What to do: Close your eyes and relax. If you're overly nervous, you may have triggered your sympathetic nervous system, the so-called "fight or flight" reaction your body has in intense situations. This can prevent you from having an erection for between five and 15 minutes. So go back to the foreplay stage. Kiss passionately. Caress. Perform oral sex. Don't rush things. Let your instinct take over. Remember; she's a person, just like you. 
Smoking damages blood vessels, inhibiting blood flow throughout the body ... and I mean throughout the body. While studies have found that men with erectile problems only make up 20 percent of the general population, 40 percent of men with erectile problems are smokers. And a 2011 study of a group of male smokers with erectile problems found that 75 percent of them saw those erectile problems disappear after they quit.
If a man's arteries become blocked with cholesterol – as a result of genetics, and/or lifestyle factors such as smoking, a poor diet and lack of exercise – it will affect the vessels all over his body. The arteries supplying the penis are relatively small, just 1-2mm wide, and so they become blocked more quickly than others. The blood flow to the area is reduced, meaning erections become more difficult.
Diabetes is a well-recognized risk factor for ED. A systematic review and meta-analysis found that the prevalence of ED was 37.5% in type 1 diabetes, 66.3% in type 2 diabetes, and 52.5% in diabetes overall—a rate approximately 3.5 times higher than that in controls. [39]  The etiology of ED in diabetic men probably involves both vascular and neurogenic mechanisms. Evidence indicates that establishing good glycemic control can minimize this risk.

If PDE5 drugs don't work or cannot be used because of potential side effects, your doctor can recommend other therapies.

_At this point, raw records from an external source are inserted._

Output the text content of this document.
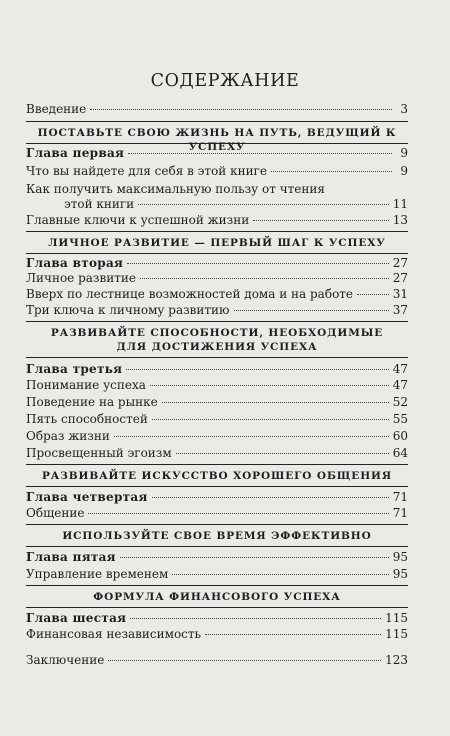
СОДЕРЖАНИЕ
Введение	3
ПОСТАВЬТЕ СВОЮ ЖИЗНЬ НА ПУТЬ, ВЕДУЩИЙ К УСПЕХУ
Глава первая	9
Что вы найдете для себя в этой книге	9
Как получить максимальную пользу от чтения
этой книги	11
Главные ключи к успешной жизни	13
ЛИЧНОЕ РАЗВИТИЕ — ПЕРВЫЙ ШАГ К УСПЕХУ
Глава вторая	27
Личное развитие	27
Вверх по лестнице возможностей дома и на работе	31
Три ключа к личному развитию	37
РАЗВИВАЙТЕ СПОСОБНОСТИ, НЕОБХОДИМЫЕ
ДЛЯ ДОСТИЖЕНИЯ УСПЕХА
Глава третья	47
Понимание успеха	47
Поведение на рынке	52
Пять способностей	55
Образ жизни	60
Просвещенный эгоизм	64
РАЗВИВАЙТЕ ИСКУССТВО ХОРОШЕГО ОБЩЕНИЯ
Глава четвертая	71
Общение	71
ИСПОЛЬЗУЙТЕ СВОЕ ВРЕМЯ ЭФФЕКТИВНО
Глава пятая	95
Управление временем	95
ФОРМУЛА ФИНАНСОВОГО УСПЕХА
Глава шестая	115
Финансовая независимость	115
Заключение	123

The drug alprostadil (Caverject, Edex, Muse) allows blood to flow more freely in the penis, leading to an erection. The drug can be injected with a tiny needle into your penis. Or, a small pellet (suppository) can be inserted into the opening of the penis. Suppositories and injections are effective in the majority of men.

Ingredients: water, helianthus (sunflower) seed oil, glycine soya (soy) bean oil, stearic acid, sodium bicarbonate, citric acid, methyl salicylate, cetearyl alcohol, aloe barbadensis leaf juice, camellia sinensis (green tea) leaf extract, l-arginine, panax ginseng extract, muira puama extract, lamium album (white nettle) extract, serenoa serrulata (saw palmetto) fruit extract, lepidium meyenii (maca) root extract, erthroxylum catauba extract, rosmarinus officinallis (rosemary) leaf extract, citrus grandis (grapefruit) seed extract, lecithin, methylparaben, propylparaben, tocopheryl acetate (vitamin E), ascorbyl palmitate (vitamin C), zinc oxide, methyl nicotinate, xanthum gum, fragrance.
*all photos are models and not actual patients.If you are interested in a prescription product, Hims will assist in setting up a visit for you with an independent physician who will evaluate whether or not you are an appropriate candidate for the prescription product and if appropriate, may write you a prescription for the product which you can fill at the pharmacy of your choice.
Erectile dysfunction (ED) is commonly called impotence. It’s a condition in which a man can’t achieve or maintain an erection during sexual performance. Symptoms may also include reduced sexual desire or libido. Your doctor is likely to diagnose you with ED if the condition lasts for more than a few weeks or months. ED affects as many as 30 million men in the United States.